You’re such an Old Seoul.

This blog is about the old, historic parts of Seoul, in case you were wondering! There were plenty of Temples which many visitors explored while dressed in traditional costumes – which gave them free entry to the temples.

We started with Gyeongbokgung Palace where we saw the changing of the guard, complete with traditional dress which was a marked contrast to the glassy skyscrapers in the background.

I really enjoyed wandering around the palace grounds at Gyeongbokgung Palace. The air was cleaner as there were so many trees around, which was a welcome break from the smog of the city. The autumnal leaves were also beautiful.

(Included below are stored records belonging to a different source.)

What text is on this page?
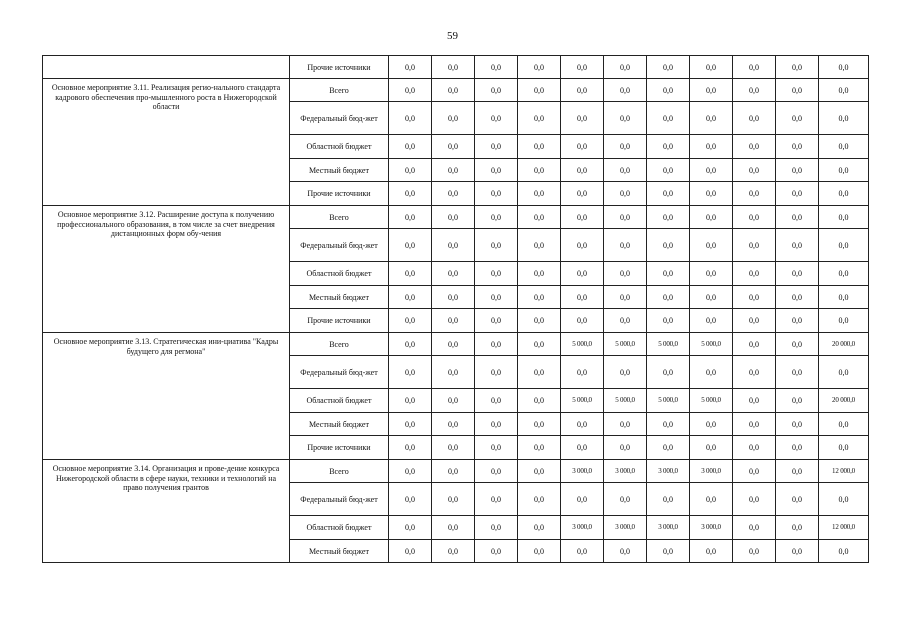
59
	Прочие источники	0,0	0,0	0,0	0,0	0,0	0,0	0,0	0,0	0,0	0,0	0,0
Основное мероприятие 3.11. Реализация регио-нального стандарта кадрового обеспечения про-мышленного роста в Нижегородской области	Всего	0,0	0,0	0,0	0,0	0,0	0,0	0,0	0,0	0,0	0,0	0,0
	Федеральный бюд-жет	0,0	0,0	0,0	0,0	0,0	0,0	0,0	0,0	0,0	0,0	0,0
	Областной бюджет	0,0	0,0	0,0	0,0	0,0	0,0	0,0	0,0	0,0	0,0	0,0
	Местный бюджет	0,0	0,0	0,0	0,0	0,0	0,0	0,0	0,0	0,0	0,0	0,0
	Прочие источники	0,0	0,0	0,0	0,0	0,0	0,0	0,0	0,0	0,0	0,0	0,0
Основное мероприятие 3.12. Расширение доступа к получению профессионального образования, в том числе за счет внедрения дистанционных форм обу-чения	Всего	0,0	0,0	0,0	0,0	0,0	0,0	0,0	0,0	0,0	0,0	0,0
	Федеральный бюд-жет	0,0	0,0	0,0	0,0	0,0	0,0	0,0	0,0	0,0	0,0	0,0
	Областной бюджет	0,0	0,0	0,0	0,0	0,0	0,0	0,0	0,0	0,0	0,0	0,0
	Местный бюджет	0,0	0,0	0,0	0,0	0,0	0,0	0,0	0,0	0,0	0,0	0,0
	Прочие источники	0,0	0,0	0,0	0,0	0,0	0,0	0,0	0,0	0,0	0,0	0,0
Основное мероприятие 3.13. Стратегическая ини-циатива "Кадры будущего для регмона"	Всего	0,0	0,0	0,0	0,0	5 000,0	5 000,0	5 000,0	5 000,0	0,0	0,0	20 000,0
	Федеральный бюд-жет	0,0	0,0	0,0	0,0	0,0	0,0	0,0	0,0	0,0	0,0	0,0
	Областной бюджет	0,0	0,0	0,0	0,0	5 000,0	5 000,0	5 000,0	5 000,0	0,0	0,0	20 000,0
	Местный бюджет	0,0	0,0	0,0	0,0	0,0	0,0	0,0	0,0	0,0	0,0	0,0
	Прочие источники	0,0	0,0	0,0	0,0	0,0	0,0	0,0	0,0	0,0	0,0	0,0
Основное мероприятие 3.14. Организация и прове-дение конкурса Нижегородской области в сфере науки, техники и технологий на право получения грантов	Всего	0,0	0,0	0,0	0,0	3 000,0	3 000,0	3 000,0	3 000,0	0,0	0,0	12 000,0
	Федеральный бюд-жет	0,0	0,0	0,0	0,0	0,0	0,0	0,0	0,0	0,0	0,0	0,0
	Областной бюджет	0,0	0,0	0,0	0,0	3 000,0	3 000,0	3 000,0	3 000,0	0,0	0,0	12 000,0
	Местный бюджет	0,0	0,0	0,0	0,0	0,0	0,0	0,0	0,0	0,0	0,0	0,0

We also saw the changing of the guard at Deoksugung Palace – a busy city-centre palace opposite Seoul Plaza. There were large queues to go inside just after the changing of the guard, but we came back later in the evening and it was empty.

We also went to both Hanok Villages showcasing the old-style architecture of Seoul. Bukchon Hanok Village is an actual lived-in village so you have to be quiet when you walk around the streets and be respectful with taking photos. There were wardens standing on the street corners reminding tourists to be quiet, and there was a banner saying “No tourists allowed thanks for your cooperation. Our village is suffering from tourists“. Due to our route, we didn’t see this until we were leaving anyway.

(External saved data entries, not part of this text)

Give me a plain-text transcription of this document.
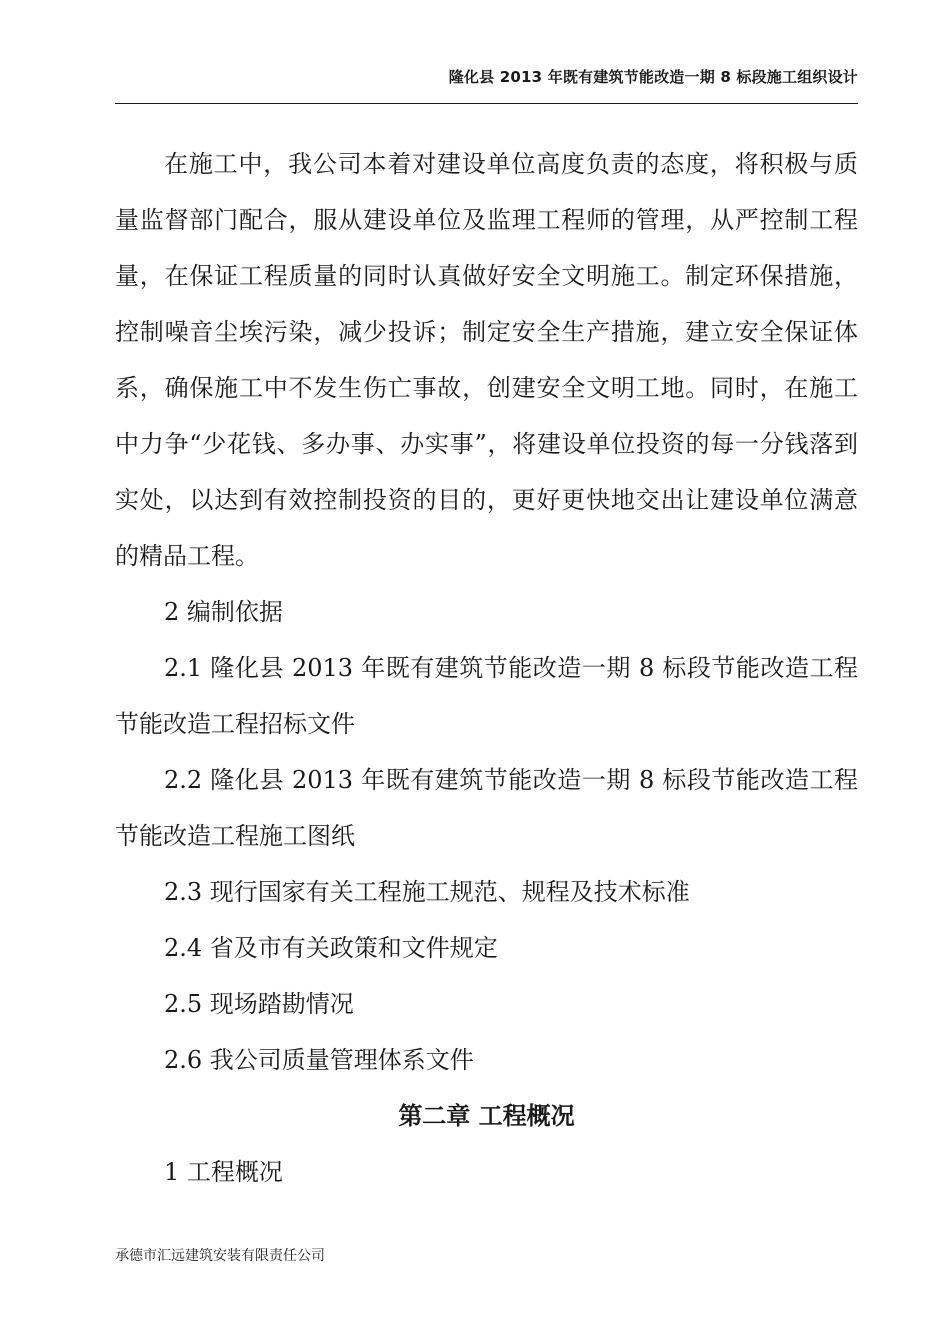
隆化县 2013 年既有建筑节能改造一期 8 标段施工组织设计

在施工中，我公司本着对建设单位高度负责的态度，将积极与质量监督部门配合，服从建设单位及监理工程师的管理，从严控制工程量，在保证工程质量的同时认真做好安全文明施工。制定环保措施，控制噪音尘埃污染，减少投诉；制定安全生产措施，建立安全保证体系，确保施工中不发生伤亡事故，创建安全文明工地。同时，在施工中力争“少花钱、多办事、办实事”，将建设单位投资的每一分钱落到实处，以达到有效控制投资的目的，更好更快地交出让建设单位满意的精品工程。

2 编制依据

2.1 隆化县 2013 年既有建筑节能改造一期 8 标段节能改造工程节能改造工程招标文件

2.2 隆化县 2013 年既有建筑节能改造一期 8 标段节能改造工程节能改造工程施工图纸

2.3 现行国家有关工程施工规范、规程及技术标准

2.4 省及市有关政策和文件规定

2.5 现场踏勘情况

2.6 我公司质量管理体系文件

第二章 工程概况

1 工程概况

承德市汇远建筑安装有限责任公司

Namsangol Hanok Village is not lived in, but is a perfectly preserved example of the old-style Hanok Village. We saw small children looking round with their English tutors and I was amazed at the standard of the children’s English. On balance, Namsangol Hanok Village is better as you can properly explore, look inside the buildings, take copious photos, and you don’t have to whisper.

We also went to Changdeokgung Palace and the neighbouring Changgyeonggung Palace and enjoyed more autumn leaves and temples. Overall, the Palaces of Seoul were well worth exploring, and I was pleasantly surprised at how pretty they were. I also found them to be a great respite from the smog as the Palaces are surrounded by trees which are the lungs of the city.